Ashe vivió en los tiempos del movimiento de los derechos civiles de Martin Luther King y el Black Power radical de baloncestistas como Bill Russel. “Acabó atrapado en el medio”, resume Hall; “en el centro del espectro. No fue un radical y luchó contra la injusticia”. Fue un fino analista con la raqueta y sin ella. Un hombre capaz de medir con exactitud sus fuerzas y las de su contrario para actuar en consecuencia. En 1975, enfrentado al joven Jimmy Jimbo Connors en la final de Wimbledon, dio una lección de estrategia: al ver que su contrario de 22 años llegaba a la final a lomos de un golpe casi recién inventado, el revés a dos manos, conquistó el título a los 31 y con saques cortados y abiertos, que precisamente castigaban la mala cobertura a lo ancho del nuevo tiro. Igualmente, durante casi una década de lucha contra el apartheid, también prefirió adaptarse para ganar a perder luchando solo con sus armas: pese a las críticas del ala más radical del Black Power, que acabó apodándole Uncle Tom, como el servil personaje literario, tendió puentes con las autoridades blancas sudafricanas, intentando mejorar las condiciones de vida de los negros del país.

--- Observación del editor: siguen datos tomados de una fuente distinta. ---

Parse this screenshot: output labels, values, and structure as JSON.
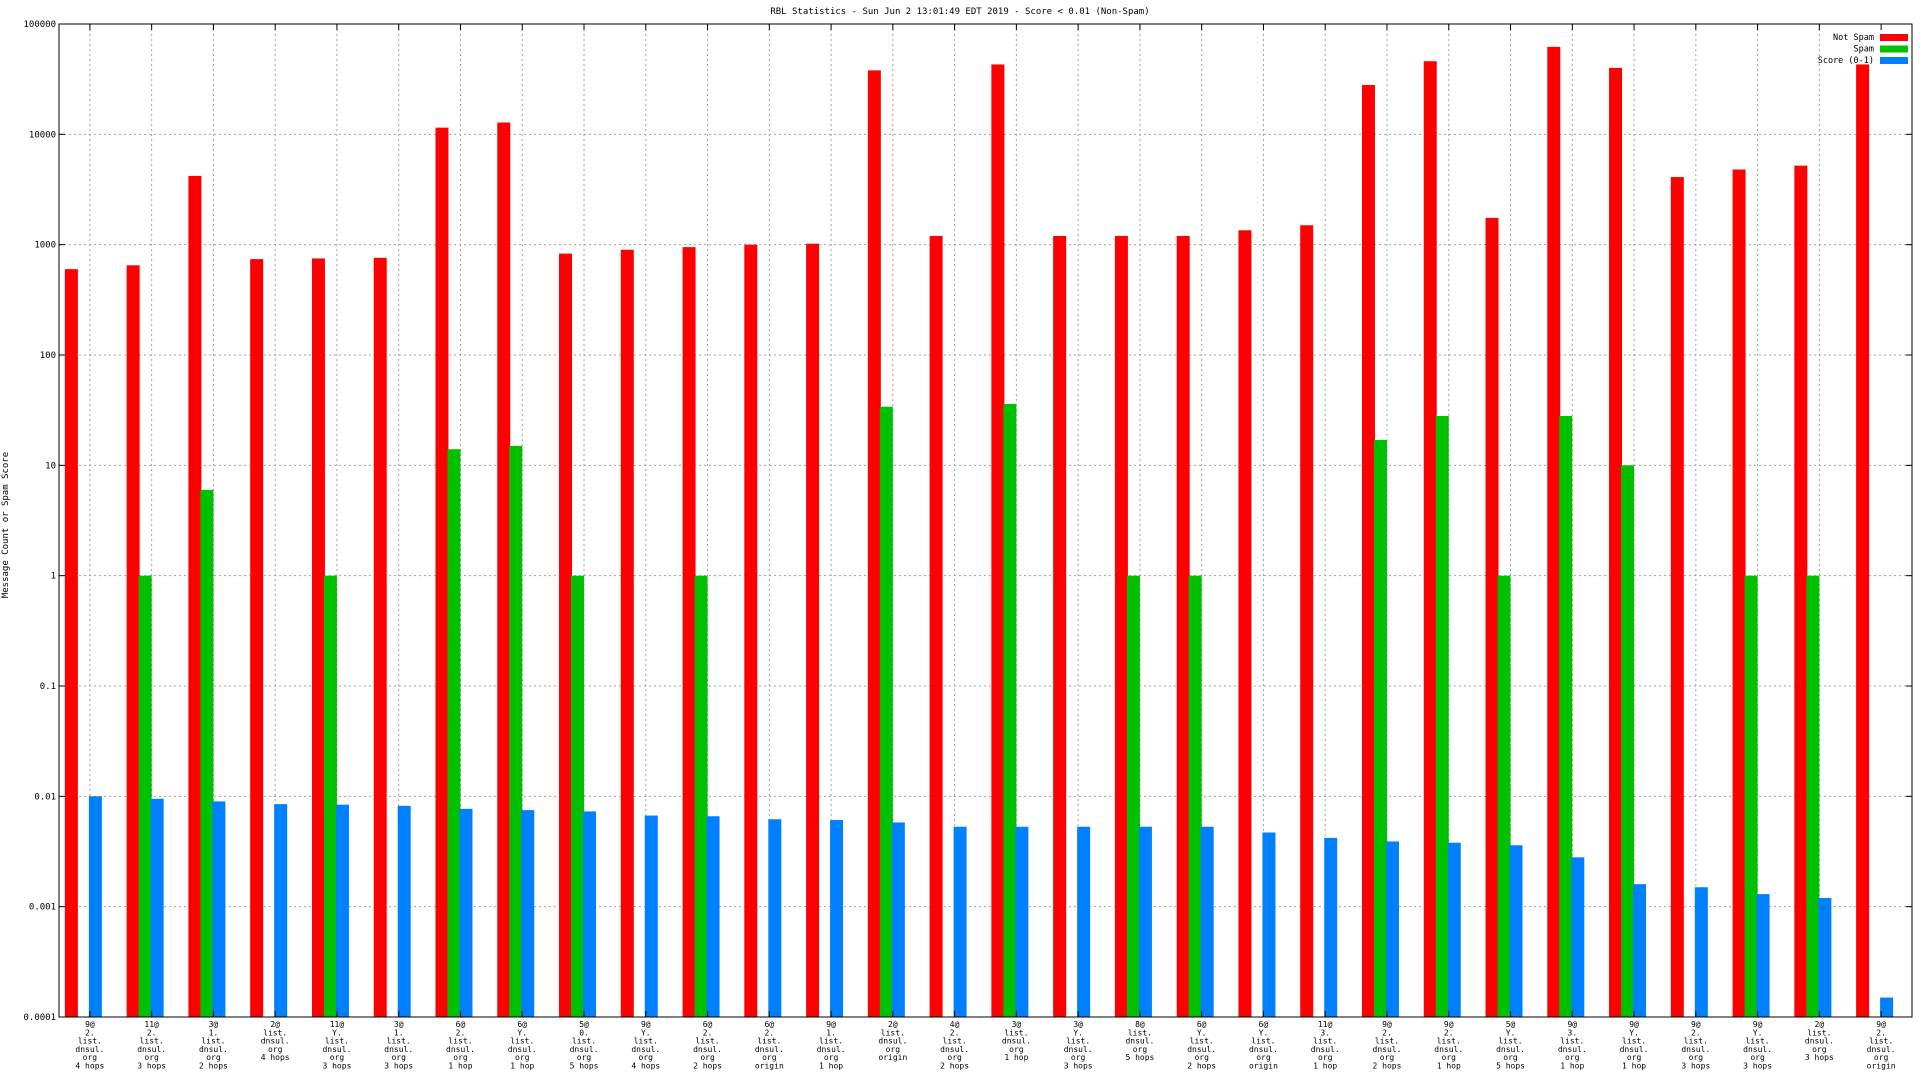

Entre 1969 y 1973, Sudáfrica le negó tres veces la entrada a Ashe. El tenista reaccionó sin prisa pero sin pausa: se presentó en el consulado neoyorquino de Sudáfrica para que las cámaras presenciaran cómo le negaban el visado; negoció entre bambalinas; habló frente al Congreso estadounidense y la ONU reclamando que se desinvirtiera en el país y se tomaran medidas para provocar un cambio que acabara con el régimen racista. “Nunca”, cuenta Hall; “siguió la tendencia de todos esos deportistas que se negaron a jugar allí. Siempre pensó que estando en el país, hablando con la gente, mediante el diálogo, podría hacer más bien que al contrario”.
Ashe acabó jugando en Sudáfrica. Nunca ganó el torneo, pero consiguió otras victorias: logró que el Gobierno no hiciera distingos según la piel en las gradas de sus partidos, aunque el público no llegó a mezclarse; se entrevistó con periodistas negros; y abrió una academia en Soweto que hoy sigue funcionando tras sufrir un lastimoso abandono. “Supe que no podría perdonarme haber elegido vivir sin un propósito humano, sin intentar ayudar a los pobres y los desafortunados, sin reconocer que quizás la mayor felicidad en la vida llega al ayudar a otros”, dijo antes de su muerte, sobrevenida con una neumonía contraída como consecuencia de lo devastadas que habían quedado sus defensas por el sida. A sus espaldas dejó una vida de servicio a los demás resumida en una frase: “El verdadero heroísmo es marcadamente sobrio, muy poco dramático. No es adelantar a todos a cualquier precio, sino la necesidad de servir a todos a cualquier precio”.